Sewer User Fees will increase by 5% in 2016 and 4% per year thereafter until 2020 for asset management.

Garbage User Fees are projected to increase by 1% in 2016.

Police Services is requesting an additional four RCMP members. Council has approved an addition of two staff, one in the Information Technology Department and another in Police Support Services.

Garbage collection and the Duke Point incinerator

At the Monday Council meeting on October 26, 2015 there was a two hour debate on garbage trucks. The question was should council purchase eight automated garbage trucks for $9 million which would include 90,000 garbage bins. There would be three new bins, one for garbage, recycling, and food waste.

Councillor Bestwick put forward a motion to purchase two new automated garbage trucks and 30,000 bins. The rationale was to see how the new system goes. Those voting in favour were Mayor Mckay, Councillors Bestwick, Hong, Yoachim, Fuller, and Kipp. Opposed was Brennan and Thorpe. Councillor Pratt walked out before the vote.  Pratt expressed frustration and wanted the council to support the entire package because of added purchasing incentives with the bulk purchase.

During the discussion Councillor Bestwick pointed out that council had approved the purchase of two garbage trucks in June. Then in September a new City report suggested  to purchase eight automated garbage trucks.

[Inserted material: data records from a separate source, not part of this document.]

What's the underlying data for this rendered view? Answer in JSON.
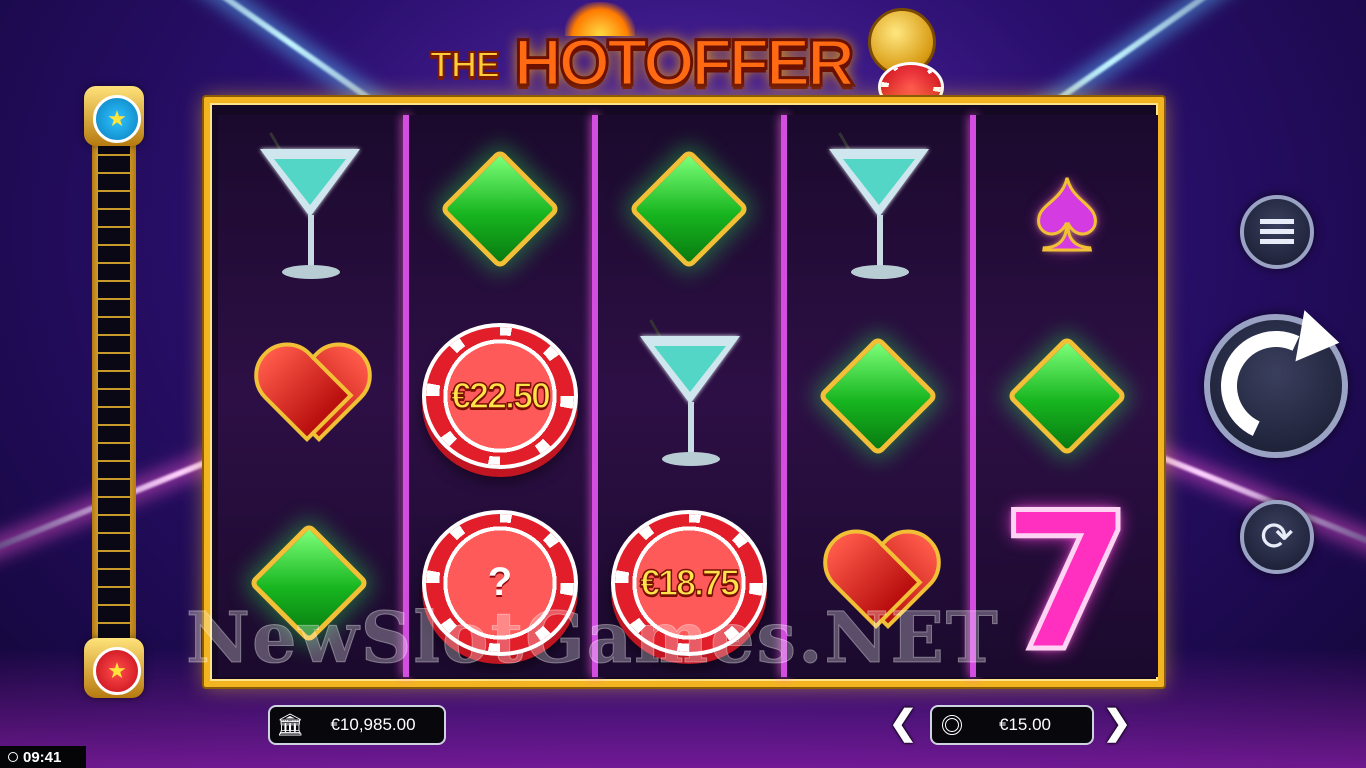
{
  "game": {
    "title_small": "THE",
    "title_main": "HOTOFFER"
  },
  "reels": [
    [
      "martini",
      "heart",
      "diamond"
    ],
    [
      "diamond",
      "chip",
      "chip-mystery"
    ],
    [
      "diamond",
      "martini",
      "chip"
    ],
    [
      "martini",
      "diamond",
      "heart"
    ],
    [
      "spade",
      "diamond",
      "seven"
    ]
  ],
  "chips": {
    "reel2_row2": "€22.50",
    "reel2_row3": "?",
    "reel3_row3": "€18.75"
  },
  "icons": {
    "meter_top": "star-blue-chip-icon",
    "meter_bottom": "star-red-chip-icon",
    "menu": "hamburger-menu-icon",
    "spin": "spin-arrow-icon",
    "autoplay": "autoplay-arrows-icon",
    "balance": "bank-icon",
    "bet": "chip-icon",
    "clock": "clock-icon"
  },
  "watermark": "NewSlotGames.NET",
  "balance": {
    "value": "€10,985.00"
  },
  "bet": {
    "value": "€15.00",
    "decrease": "❮",
    "increase": "❯"
  },
  "clock": {
    "time": "09:41"
  },
  "colors": {
    "frame": "#f3b422",
    "divider": "#d24de0",
    "background": "#2a0f6e"
  }
}
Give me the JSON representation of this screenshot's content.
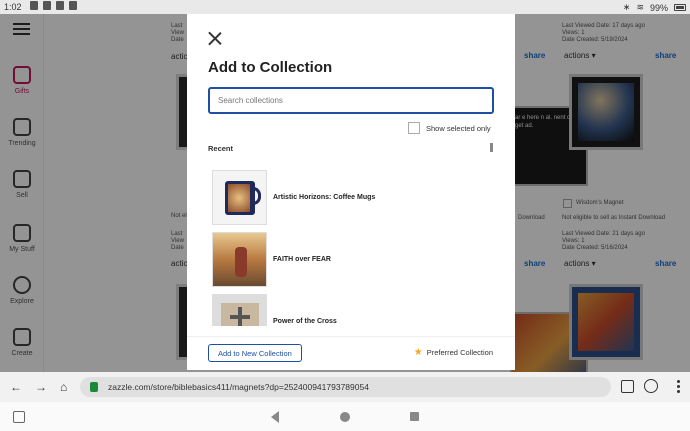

Councillor Kipp pointed out that recycling pick-up would be going in-house and would be no longer contracted out.

Councillor Fuller had serious concerns regarding the huge size of the garbage bins and thought they might cause injury to residents trying to get them to the curb because they are so massive.  Also, he wondered if there would be incentives for those who put out small amounts of garbage, but was told it was not possible to customize or scale garbage user fees.

Yet for example, since March of 2006 Vancouver residents are now using an automated garbage bin system, which standardized the garbage bins. Households that require bigger bins pay a higher price.

For example, Vancouver homeowners can purchase five different sizes – from the smallest, a 75-litre, container size bins that cost $70 a year, up to the 360-litre bins that cost $147 per year.

It cost Vancouver $11 million in capital costs to set up its new garbage collecting system.

Garbage bins
Garbage bins Vancouver Residents use – extra large bins are 360 litres.  

How do all these changes to garbage pick-up work with the plans for a new garbage incinerator at Duke Point? With these new massive garbage bins there will definitely be more to burn.